À l’inverse, le PSG, bien que privé de Kylian Mbappé parti au Real Madrid en juillet 2024, continue de démontrer une puissance collective bien huilée. Ousmane Dembélé, Bradley Barcola, et le capitaine Vitinha dynamitent les défenses et permettent aux Parisiens de conserver leur suprématie dans les grands rendez-vous.

Une domination mentale autant que tactique

Plus que la tactique, c’est bien une domination mentale que Paris impose à Marseille. Les Olympiens ont souvent abordé les Classiques avec une pression déstabilisante, traduisant une forme de crispation chronique. Le moindre écart technique peut faire basculer la rencontre – comme ce CSC de Pacho l’a illustré magistralement.

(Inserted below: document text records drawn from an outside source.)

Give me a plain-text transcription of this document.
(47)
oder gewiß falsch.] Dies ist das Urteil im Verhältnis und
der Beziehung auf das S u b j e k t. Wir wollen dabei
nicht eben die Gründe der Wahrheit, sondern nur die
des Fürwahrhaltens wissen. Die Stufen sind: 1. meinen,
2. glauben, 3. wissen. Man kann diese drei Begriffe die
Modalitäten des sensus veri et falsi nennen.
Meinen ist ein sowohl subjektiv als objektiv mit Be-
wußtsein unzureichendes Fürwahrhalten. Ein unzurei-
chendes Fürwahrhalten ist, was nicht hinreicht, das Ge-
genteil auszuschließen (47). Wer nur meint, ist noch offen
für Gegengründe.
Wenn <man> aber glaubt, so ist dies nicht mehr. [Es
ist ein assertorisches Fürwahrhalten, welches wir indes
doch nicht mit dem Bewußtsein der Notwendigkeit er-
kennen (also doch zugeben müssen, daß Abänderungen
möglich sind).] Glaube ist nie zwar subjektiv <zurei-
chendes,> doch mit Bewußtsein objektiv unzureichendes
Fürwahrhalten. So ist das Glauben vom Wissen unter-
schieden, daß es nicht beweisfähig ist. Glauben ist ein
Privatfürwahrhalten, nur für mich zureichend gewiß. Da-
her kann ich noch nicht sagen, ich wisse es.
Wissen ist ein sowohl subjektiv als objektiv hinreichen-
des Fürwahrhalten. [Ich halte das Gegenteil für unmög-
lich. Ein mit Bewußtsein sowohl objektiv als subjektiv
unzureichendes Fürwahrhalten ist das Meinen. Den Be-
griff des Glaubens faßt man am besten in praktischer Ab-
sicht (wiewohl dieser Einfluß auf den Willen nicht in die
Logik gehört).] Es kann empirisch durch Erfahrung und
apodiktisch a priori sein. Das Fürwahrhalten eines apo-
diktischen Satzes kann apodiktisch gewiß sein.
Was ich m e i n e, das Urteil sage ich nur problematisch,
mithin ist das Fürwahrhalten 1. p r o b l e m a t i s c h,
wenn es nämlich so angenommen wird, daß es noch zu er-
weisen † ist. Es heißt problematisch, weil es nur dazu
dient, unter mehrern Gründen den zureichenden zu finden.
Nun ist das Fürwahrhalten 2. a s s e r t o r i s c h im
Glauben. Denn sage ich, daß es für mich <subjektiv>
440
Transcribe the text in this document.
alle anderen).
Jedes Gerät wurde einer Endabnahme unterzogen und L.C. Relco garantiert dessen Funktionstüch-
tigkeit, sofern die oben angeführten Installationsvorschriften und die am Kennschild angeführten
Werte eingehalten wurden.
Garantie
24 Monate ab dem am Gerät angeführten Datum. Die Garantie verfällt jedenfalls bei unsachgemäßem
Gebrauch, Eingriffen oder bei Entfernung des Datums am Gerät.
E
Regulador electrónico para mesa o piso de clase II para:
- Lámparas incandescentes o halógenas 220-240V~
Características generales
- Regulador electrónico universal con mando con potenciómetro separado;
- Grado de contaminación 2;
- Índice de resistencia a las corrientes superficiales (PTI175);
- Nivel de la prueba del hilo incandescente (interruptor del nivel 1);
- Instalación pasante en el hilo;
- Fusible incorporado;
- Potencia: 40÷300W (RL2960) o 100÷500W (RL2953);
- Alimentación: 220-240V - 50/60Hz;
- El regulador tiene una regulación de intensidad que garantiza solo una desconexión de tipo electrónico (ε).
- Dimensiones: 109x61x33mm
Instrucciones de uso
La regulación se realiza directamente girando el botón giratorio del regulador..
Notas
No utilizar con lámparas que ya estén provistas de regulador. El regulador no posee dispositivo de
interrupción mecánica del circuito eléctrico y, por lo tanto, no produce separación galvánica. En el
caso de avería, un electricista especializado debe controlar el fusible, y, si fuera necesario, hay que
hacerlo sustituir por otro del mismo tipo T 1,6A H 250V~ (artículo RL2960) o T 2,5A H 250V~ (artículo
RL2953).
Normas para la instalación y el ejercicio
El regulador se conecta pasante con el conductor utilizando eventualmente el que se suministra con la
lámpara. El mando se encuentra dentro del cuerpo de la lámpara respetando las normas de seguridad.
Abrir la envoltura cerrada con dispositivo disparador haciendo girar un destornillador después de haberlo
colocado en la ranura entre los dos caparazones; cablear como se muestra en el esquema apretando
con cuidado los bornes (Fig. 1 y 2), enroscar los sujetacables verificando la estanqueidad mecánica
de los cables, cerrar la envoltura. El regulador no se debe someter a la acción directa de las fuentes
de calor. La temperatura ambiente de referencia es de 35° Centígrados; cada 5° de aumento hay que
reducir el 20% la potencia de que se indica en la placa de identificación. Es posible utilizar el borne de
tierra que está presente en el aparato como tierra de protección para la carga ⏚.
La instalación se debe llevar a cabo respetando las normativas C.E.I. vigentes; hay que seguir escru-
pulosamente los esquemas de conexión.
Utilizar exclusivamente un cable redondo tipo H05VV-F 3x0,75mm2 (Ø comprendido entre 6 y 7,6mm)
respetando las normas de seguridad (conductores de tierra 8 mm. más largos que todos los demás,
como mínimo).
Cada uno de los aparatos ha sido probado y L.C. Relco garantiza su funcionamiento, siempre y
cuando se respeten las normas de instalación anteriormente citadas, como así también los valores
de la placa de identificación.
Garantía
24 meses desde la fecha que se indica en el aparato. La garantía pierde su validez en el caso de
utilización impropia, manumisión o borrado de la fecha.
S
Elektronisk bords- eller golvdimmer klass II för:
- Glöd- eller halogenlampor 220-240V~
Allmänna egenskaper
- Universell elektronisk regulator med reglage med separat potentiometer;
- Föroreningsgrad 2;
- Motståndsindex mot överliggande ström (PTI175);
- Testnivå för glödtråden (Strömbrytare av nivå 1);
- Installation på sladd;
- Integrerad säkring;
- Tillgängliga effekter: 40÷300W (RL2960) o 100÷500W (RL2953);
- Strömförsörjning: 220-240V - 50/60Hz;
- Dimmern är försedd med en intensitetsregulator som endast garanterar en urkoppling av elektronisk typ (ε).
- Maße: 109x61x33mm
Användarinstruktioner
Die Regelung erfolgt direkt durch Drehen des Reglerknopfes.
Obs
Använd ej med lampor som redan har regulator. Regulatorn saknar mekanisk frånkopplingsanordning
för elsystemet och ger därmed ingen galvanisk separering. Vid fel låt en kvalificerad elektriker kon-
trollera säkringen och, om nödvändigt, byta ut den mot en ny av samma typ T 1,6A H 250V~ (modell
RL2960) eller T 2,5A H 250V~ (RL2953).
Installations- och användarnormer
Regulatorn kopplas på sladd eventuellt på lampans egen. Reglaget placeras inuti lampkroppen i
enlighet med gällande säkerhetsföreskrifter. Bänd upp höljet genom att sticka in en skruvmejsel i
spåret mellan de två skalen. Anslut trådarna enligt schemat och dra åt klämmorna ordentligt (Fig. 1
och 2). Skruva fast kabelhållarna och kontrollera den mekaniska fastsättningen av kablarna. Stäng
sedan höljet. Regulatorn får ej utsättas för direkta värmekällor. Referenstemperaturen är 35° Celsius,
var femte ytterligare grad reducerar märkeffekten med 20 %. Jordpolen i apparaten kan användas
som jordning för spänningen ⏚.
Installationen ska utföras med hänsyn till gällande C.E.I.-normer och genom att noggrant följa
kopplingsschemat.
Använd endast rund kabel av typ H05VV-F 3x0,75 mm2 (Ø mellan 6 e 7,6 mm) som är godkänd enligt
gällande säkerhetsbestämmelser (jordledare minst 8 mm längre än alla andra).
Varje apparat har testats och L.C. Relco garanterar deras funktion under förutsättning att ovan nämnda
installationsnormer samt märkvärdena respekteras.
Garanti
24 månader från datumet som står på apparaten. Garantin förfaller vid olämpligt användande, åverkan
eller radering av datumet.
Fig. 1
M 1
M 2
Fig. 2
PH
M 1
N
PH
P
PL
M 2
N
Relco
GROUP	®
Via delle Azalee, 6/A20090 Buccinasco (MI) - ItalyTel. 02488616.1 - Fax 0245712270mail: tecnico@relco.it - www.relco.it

Luis Enrique, tacticien catalan et chef d’orchestre de la mécanique parisienne, l’a bien compris. Il mise sur des équipes compactes, mobiles, avec un pressing ciblé et une rigueur défensive qui laisse peu de marge à l’adversaire. Une recette qui fonctionne : même en difficulté dans le jeu, Paris sait rester solide et punir au moment opportun, souvent grâce à ses individualités ou… à l’erreur de l’adversaire.

Quel impact sur les ambitions du PSG ?

Cette forme de domination face à un rival historique est loin d’être anecdotique. Elle joue un rôle dans la dynamique globale du PSG en Ligue 1 et dans sa suprématie nationale. En maîtrisant ces chocs, le club affirme son leadership, renforce la confiance du vestiaire et envoie un message fort à ses concurrents : même sans Mbappé, Paris reste une machine de guerre.

La touche ironique du CSC meilleur buteur de l’OM est révélatrice des écarts de gestion, de constance et de stratégie entre les deux clubs. Paris regarde vers le dernier carré de la Ligue des champions 2025, fort d’un effectif rajeuni mais affamé. Marseille, malgré les ambitions affichées en Coupe d’Europe, reste englué dans ses difficultés face au rival préféré des statistiques improbables.

Le football a ses vérités, parfois cruelles, et le hasard peut incarner une réalité plus profonde : pour battre Paris, il faudra bien plus qu’une erreur défensive.